A couple hours later, the meeting was over, they had left the dwarven abode, bidding farewell to Genrik at the door, and they were now at Hil’s house. He was busying himself, bustling around, packing this and that into a leather shoulder bag not unlike the one Hannah had found. Roger leaned against the doorframe while Ari relaxed in a chair, massaging her knees.
“I’m sorry folks, but I’m going to have to lock up the house,” he told everyone, “I have to go down to the shrine to talk to the abbot there about some things.”
“The Shrine of Oir’s Chosen?” Hannah asked, “What a coincidence, we’re pilgrimaging there ourselves!”
“Alright,” Hil said, “You three should probably travel with me anyway, you don’t have anything to eat, right?”
“Well, we did. Did we ever get Ari’s bag back?” Hannah asked. Roger and Hannah both turned and looked at Ari, questioning. “By the way, Ari, what was the deal with all those people chasing you?”

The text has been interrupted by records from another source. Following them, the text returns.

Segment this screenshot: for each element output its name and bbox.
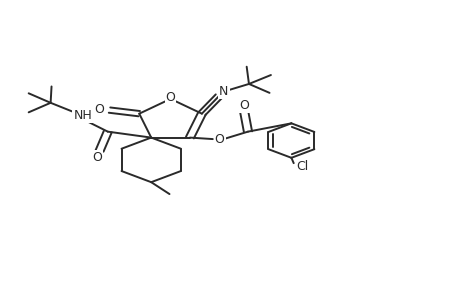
Text: O: O	[239, 99, 249, 112]
Text: O: O	[214, 134, 224, 146]
Text: Cl: Cl	[296, 160, 308, 173]
Text: N: N	[218, 85, 228, 98]
Text: NH: NH	[73, 109, 92, 122]
Text: O: O	[165, 91, 175, 104]
Text: O: O	[94, 103, 104, 116]
Text: O: O	[92, 151, 102, 164]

Ari stood, drawing in air to stick out her chest and raised her chin defiantly, but then she snuffed her pride, deflated and flopped back down in the chair again. “I guess I owe you guys an explanation of some kind. Also…” she grit her teeth and looked at the floor, “Thank you for coming to rescue me!” She finished in a rush, and when she looked up there were tears standing in her eyes.
“Anyway,” Ari continued, “Those people were sent by my father to take me back to his house. You see, I was supposed to marry the son of a wealthy family. The problem was that he was in love with some other girl, and I didn’t like him that much anyway.” She glared to the side before carrying on, “Our solution was to have me sneak over to the local abbey of Oir and take a five year vow of chastity. The plan worked out well. I took the vow, became a priestess, and the wedding was called off. The young man now spends his evenings cavorting with the woman he loves, and I’m not bound to anyone.”
“The only problem is that my father’s a bastard. He said some horrible things to me, made some threats, and tried to lock me away in my room, so I left. I’m done with him and his family. I’m just Ari the Chaste now, a vagabond priestess trying to put as much distance between myself and my old life as possible.”
Roger and Hannah stared at her, not realizing that the story was over. She crossed her arms and slunked further into her chair.
“What?” Ari asked.
Roger shook his head slightly. “That’s harsh,” he said. He didn’t know what else to say.
“You’re so brave!” Hannah exclaimed, now with tears in her own eyes, “I can’t imagine being so decisive. You’re amazing!” She ran over to Ari and threw herself into an embrace with her.
“Oh bother, get off,” Ari said, detangling herself from Hannah’s arms, “Anyway, now you know my story.”
Hil nodded somberly in response before throwing his heavily loaded pack over his shoulder. “Are we ready then?” he asked.
“Not quite,” Hannah said, “Do you mind if we fill my bag up with food too?”